Потом вкусил из бадьи Перун. Огладил усы, улыбнулся:

— Безропотность — их лучшая добродетель!

Но Мокошь не унималась, хотя и взяла у него бадью, и с удовольствием снова вкусила:

— Стрибог сотворил их из слишком грубого вещества. Их глиняные головы пусты до трескучего звона! Отчего бы им не пойти и не поклониться Дажьбогу, чтобы он их не жег своими лучами, чтобы остался хоть на день под землей? Отчего бы им к Велесу не пойти и не поклониться: пусть хотя бы болотной воды им дал или речку подземную к ним наверх отпустил… Почему? Потому что глупы!

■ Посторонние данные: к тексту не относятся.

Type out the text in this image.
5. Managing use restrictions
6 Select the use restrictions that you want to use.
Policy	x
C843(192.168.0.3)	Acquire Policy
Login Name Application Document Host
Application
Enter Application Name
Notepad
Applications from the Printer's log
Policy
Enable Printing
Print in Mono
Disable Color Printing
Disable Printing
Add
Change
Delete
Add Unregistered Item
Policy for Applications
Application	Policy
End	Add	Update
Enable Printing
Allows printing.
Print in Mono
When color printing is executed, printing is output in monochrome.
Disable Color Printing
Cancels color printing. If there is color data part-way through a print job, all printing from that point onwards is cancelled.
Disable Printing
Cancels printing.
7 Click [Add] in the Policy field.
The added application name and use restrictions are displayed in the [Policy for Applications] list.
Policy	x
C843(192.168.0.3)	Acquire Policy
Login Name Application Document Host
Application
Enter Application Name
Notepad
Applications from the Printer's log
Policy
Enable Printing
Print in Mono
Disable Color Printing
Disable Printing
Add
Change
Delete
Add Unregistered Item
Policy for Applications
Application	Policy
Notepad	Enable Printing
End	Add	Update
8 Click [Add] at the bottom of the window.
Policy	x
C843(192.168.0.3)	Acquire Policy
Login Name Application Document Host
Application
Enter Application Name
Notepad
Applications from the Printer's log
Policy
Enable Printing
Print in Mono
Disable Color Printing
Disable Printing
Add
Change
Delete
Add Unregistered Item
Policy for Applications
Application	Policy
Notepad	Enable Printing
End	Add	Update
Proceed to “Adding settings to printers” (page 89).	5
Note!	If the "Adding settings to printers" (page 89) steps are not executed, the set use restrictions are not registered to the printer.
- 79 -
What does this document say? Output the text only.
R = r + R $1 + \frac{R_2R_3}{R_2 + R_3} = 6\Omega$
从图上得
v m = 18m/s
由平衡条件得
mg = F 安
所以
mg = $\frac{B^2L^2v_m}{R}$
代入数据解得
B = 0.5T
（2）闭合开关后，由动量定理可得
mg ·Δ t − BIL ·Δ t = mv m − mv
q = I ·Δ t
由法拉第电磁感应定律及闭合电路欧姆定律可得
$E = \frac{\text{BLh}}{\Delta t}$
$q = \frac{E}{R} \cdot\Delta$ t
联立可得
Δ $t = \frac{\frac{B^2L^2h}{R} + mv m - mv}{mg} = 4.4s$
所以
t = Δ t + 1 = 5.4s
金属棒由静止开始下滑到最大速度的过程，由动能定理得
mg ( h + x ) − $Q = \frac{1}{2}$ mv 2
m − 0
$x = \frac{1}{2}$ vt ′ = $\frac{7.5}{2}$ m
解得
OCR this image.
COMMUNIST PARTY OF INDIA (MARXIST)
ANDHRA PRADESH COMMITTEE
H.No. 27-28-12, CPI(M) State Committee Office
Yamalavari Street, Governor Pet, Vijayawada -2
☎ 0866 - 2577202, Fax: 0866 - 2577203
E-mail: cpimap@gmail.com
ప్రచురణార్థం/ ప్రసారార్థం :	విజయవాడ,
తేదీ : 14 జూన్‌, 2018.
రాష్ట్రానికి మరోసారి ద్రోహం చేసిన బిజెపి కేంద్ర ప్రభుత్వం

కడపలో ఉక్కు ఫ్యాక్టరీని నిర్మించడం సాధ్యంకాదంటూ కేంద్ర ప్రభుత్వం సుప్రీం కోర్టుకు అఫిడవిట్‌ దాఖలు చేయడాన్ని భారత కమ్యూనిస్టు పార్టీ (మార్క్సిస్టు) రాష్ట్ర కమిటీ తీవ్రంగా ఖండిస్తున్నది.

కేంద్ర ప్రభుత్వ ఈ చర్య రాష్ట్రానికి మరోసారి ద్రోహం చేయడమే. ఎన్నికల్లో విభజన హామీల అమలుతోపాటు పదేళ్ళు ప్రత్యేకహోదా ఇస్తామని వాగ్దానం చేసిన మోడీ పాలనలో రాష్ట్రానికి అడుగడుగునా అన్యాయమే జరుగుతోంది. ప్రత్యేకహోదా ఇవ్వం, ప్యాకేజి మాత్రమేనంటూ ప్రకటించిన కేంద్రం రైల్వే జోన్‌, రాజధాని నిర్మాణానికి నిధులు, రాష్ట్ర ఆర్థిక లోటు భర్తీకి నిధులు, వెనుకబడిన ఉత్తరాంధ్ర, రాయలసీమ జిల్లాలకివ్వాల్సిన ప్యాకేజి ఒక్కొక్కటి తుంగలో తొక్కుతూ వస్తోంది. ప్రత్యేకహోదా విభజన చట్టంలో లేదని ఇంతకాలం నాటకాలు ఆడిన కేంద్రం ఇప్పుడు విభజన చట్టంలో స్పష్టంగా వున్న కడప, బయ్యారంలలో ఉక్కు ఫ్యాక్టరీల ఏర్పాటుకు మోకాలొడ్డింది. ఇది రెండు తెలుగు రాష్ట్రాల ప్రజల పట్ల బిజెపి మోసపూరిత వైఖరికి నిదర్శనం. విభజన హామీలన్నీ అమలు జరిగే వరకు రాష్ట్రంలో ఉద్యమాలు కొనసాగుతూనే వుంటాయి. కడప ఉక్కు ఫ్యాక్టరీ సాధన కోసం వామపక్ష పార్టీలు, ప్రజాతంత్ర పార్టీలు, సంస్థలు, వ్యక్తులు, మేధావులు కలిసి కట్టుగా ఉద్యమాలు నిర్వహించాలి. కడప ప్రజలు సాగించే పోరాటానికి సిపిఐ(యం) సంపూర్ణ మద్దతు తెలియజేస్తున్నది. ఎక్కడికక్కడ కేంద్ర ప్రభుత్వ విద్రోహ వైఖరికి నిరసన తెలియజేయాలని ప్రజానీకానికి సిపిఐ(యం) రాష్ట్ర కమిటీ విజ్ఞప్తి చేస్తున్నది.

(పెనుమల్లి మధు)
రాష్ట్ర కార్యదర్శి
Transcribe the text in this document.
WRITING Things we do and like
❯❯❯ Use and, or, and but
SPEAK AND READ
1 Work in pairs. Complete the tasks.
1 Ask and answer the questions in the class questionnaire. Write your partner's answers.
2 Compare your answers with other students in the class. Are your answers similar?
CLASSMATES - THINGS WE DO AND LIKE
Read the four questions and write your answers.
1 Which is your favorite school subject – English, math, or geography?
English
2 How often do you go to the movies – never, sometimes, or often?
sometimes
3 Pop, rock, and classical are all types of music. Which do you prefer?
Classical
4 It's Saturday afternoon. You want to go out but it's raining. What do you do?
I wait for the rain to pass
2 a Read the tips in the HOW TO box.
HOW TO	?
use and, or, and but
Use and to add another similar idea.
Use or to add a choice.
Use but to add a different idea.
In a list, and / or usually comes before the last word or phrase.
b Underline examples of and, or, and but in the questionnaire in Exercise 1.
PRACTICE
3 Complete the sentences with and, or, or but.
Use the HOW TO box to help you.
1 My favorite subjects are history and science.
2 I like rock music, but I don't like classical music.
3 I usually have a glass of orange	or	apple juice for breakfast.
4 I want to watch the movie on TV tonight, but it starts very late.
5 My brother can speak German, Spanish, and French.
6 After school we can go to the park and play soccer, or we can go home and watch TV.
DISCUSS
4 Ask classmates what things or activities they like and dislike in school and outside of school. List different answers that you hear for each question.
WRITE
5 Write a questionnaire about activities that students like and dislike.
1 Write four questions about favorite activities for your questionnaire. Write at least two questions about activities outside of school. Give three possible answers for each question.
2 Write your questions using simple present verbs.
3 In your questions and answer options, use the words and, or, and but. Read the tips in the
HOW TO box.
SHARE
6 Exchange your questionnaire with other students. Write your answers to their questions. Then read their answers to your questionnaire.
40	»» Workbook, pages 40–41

— Потому что, — рассердился Перун, — они чтут мой закон! Потому что Дажьбог должен быть всякий день в небе, а Велес всякий день под землей! — и бадью у Мокоши не взял — выхватил. Зачерпнул пахучего дыма, отхлебнул его и сказал: — Всё! Больше испытывать Родовита не буду! Нет у меня в Родовите и в его людях сомнения! Так и знай! Моя колесница ржавеет. Мои кони истосковались без ветра! — и так громыхнул бадьей о колодец, что вздрогнула Мокошь.

И люди внизу, на земле, расслышали этот грохот и посмотрели в ясное небо с надеждой — не первый ли это гром?

Закусила губу, обиделась Мокошь, и тут же пряди вокруг лица зазмеились.

А Перун уже твердо вышагивал по небесным пригоркам. Он шел к долине небесной реки. Там паслись его кони, там же стояла и железная колесница.

 

 

Не ливня страшилась Фефила. От ливня было легко укрыться в норе. Она и сидела сейчас у норы, готовясь в ней пережить непогоду. Черные тучи наползали на синее небо, а сверху, по тучам, уже громыхал в своей колеснице Перун. Но нет, не от близости грозного бога перехватило у Фефилы дыхание. От чего-то другого. Но от чего?

Почему-то дрожало не только небо, дрожала еще и земля. И воздух тоже дрожал и пах чужими конями. Чужими конями и чужими людьми на них! Охнув, — не потому что ливень обрушился сразу, а потому что эти чужие люди были совсем уже близко, — Фефила сорвала лапкой сухую травинку, от волнения перетерла ее в труху и мокрая, всклокоченная, растревоженная, полезла в нору.

 

 

Степняки

 

 

Что было людям всего дороже — что вода с небес текла в их подставленные ладони или — что Перун наконец их расслышал, расслышал и просьбе их внял? На этот вопрос не может быть правильного ответа, потому что неправилен сам этот вопрос. Внял Перун — и хляби разверзлись. Расслышал — и окропил, омыл землю, и вошел, и сделал ее плодовитой. И оттого, что их бог снова был с ними, люди прыгали, точно дети, а дети, будто взрослые люди, падали на мокрую землю, катались по ней и ее целовали. А дождавшись, когда наконец появятся лужи, Заяц, Утя, а следом и Щука, и Ягодка, а следом и Жар стали в них прыгать, весело топать ногами, и даже Удал, даже Яся, даже Сила, кузнец, вскоре последовали за ними — слава Перуну, луж хватило на всех.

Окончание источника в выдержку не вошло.